Guide for Reviewers
Articles that are submitted to the journal are initially viewed by co-editor in chief, who in turn redirects the submission to the specialized editorial board member who then forwarded the submission to highly qualified reviewers. The nomination of reviewers for each article is usually done by one of the editors who is specialized in submission topic after checking some general issues.
Peer review is a process of evaluating the quality, validity, and relevance of scholarly research. The process aims to provide authors with constructive feedback from relevant experts which they can use to make improvements to the work. Thus, ensuring the highest standard possible. Authors expect reviews to contain an honest and constructive judgment, which is completed in a timely manner and provides feedback that is both clear and concise.
If you have been asked to review a paper, the following frequently asked questions may be helpful.
How long time do I have for making the review?
Three weeks from the date of receipt of the article, unless otherwise agreed. Of course, it is an advantage, particularly for the authors if you can do it at once.
Is there a reviewing form to be filled in?
A form is available. The reviewing form will automatically be sent to all reviewers. Notice, however, that the use of the form is obligatory, and free-text reviews are also welcome.
If the paper is really weak, do you want me to make a full review anyway?
An explanation of what the author(s) have to do in order to do better next time is, of course, a service to them. However, if the answer is going to be no, then it's also in the authors' interest to get to know that quickly. Therefore we prefer speed over detail in such cases. In all other cases, a detailed review is expected.
What if You are Unable to Review?
Sometimes you will be asked to review a paper when you do not have sufficient time available. In this situation, you should make the editorial office aware that you are unavailable as soon as possible. It is beneficial if you can recommend an alternative expert or someone whose opinion you trust.
If you are unable to complete your report on a paper in the agreed time-frame required by the journal, please inform the editorial office as soon as possible so that the refereeing procedure is not delayed.
A quality review can not, in general, be reduced to answering questions in a standard form, and many reviewers feel that they can best express their assessment of the submitted article by writing a free-text memorandum. At the same time, there are a few questions that we like to get answered for each article and where a structured form is preferable. This reviewing form will automatically be sent to all reviewers.
Confidentiality and Anonymity
Strict adherence to the following principles is important in order to guarantee the integrity of the reviewing process.
Confidentiality of the Submitted Article
The contents and the very existence of a submitted manuscript must be considered as confidential until the article is published. If the article is not accepted for the journal, then all aspects of its review in this journal are to be considered as confidential without time limit. Reviewers are requested to adhere to this important principle.
Anonymity of Reviewers
Authors will not know the identity of the reviewers unless the reviewer herself chooses to divulge her identity. Reviewers know the identity of the authors.
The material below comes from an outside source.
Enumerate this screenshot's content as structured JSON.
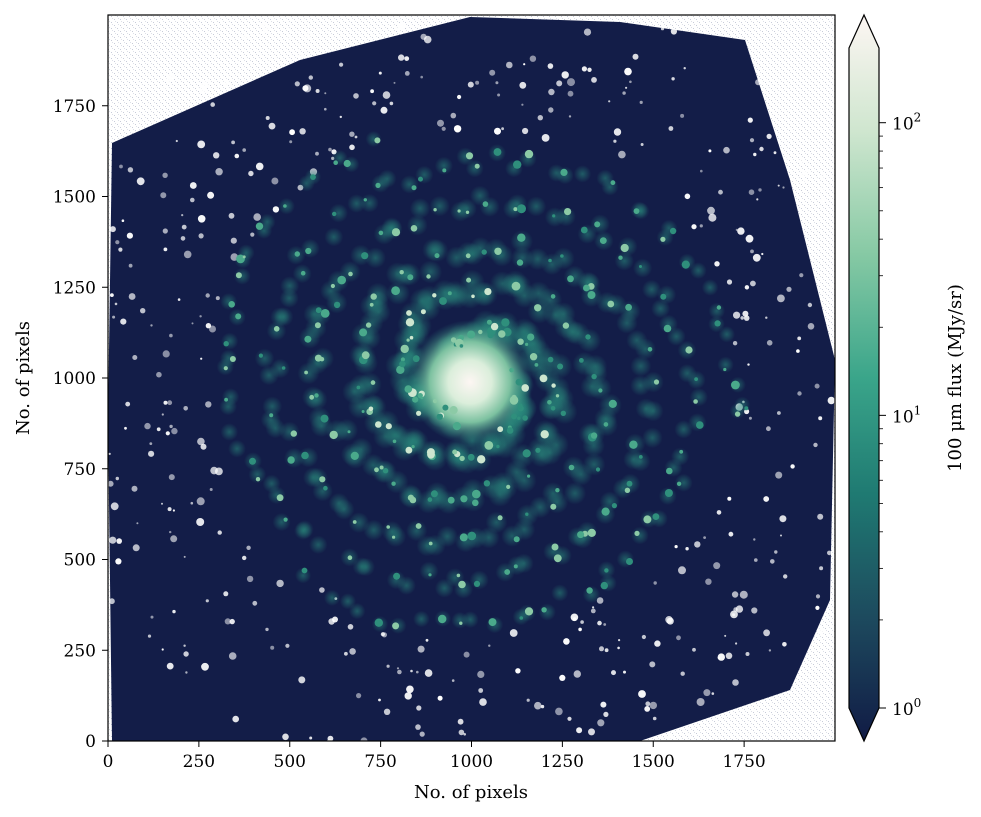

Reviewers normally get to see the other reviews of the same article after they have returned their own review, but will normally not know the identity of the other reviewers. Exceptions to the last rule are sometimes made in case of strongly conflicting reviews, where the reviewers may be invited to interact in order to find out whether this leads one of them to adopt the other one's position on the paper.
Reviewers are of course free to divulge their identity to the authors if they should desire so.
Reviews that are returned as PDF or Word documents may be labeled with the identity of the author of that document in their data field. It is the responsibility of the reviewer to remove such information from the review document before it is returned to the editors.
Confidentiality of Reviews
Reviewers are requested to consider all reviews as confidential. This applies both to the reviews they write themselves, and to those made by the other reviewers.
Definition of Confidentiality
The term 'confidential' as used above, implies (1) that the reviewer shall keep confidential material in a safe place where it can’t be accessed by others, (2) that he/she shall not divulge the confidential material to any other person except if approved by an Editor or (Co)Editor-in-Chief of the Journal, and (3) that any other person that obtains access to the material, after approval, shall also be informed about and accept the same rule.
COPE has developed Ethical Guidelines for Peer Reviewers, which can view as guidance.
Reviewers Guidelines (In Arabic), الخطوات الواجب اتباعها من قبل المقوم عند تلقيه دعوة لتقويم ورقة بحثية: PDF
Download COPE Flowchart of "What to consider when asked to peer review a manuscript" (PDF)
Reviewers’ responsibilities are:
- Reporting possible research misconducts.
- Making recommendations to the editor regarding the suitability of the manuscript for publication in the journal.
- Declaring to the editor any potential conflicts of interest with respect to the authors or the content of a manuscript they are asked to review.
- Not making any use of the work described in the manuscript.
- Not communicating directly with authors, if somehow they identify the authors.
- Not identifying themselves to authors.
- Not passing on the assigned manuscript to another reviewer.
- Informing the editor if he/she finds the assigned manuscript is under consideration in any other publication to his/her knowledge.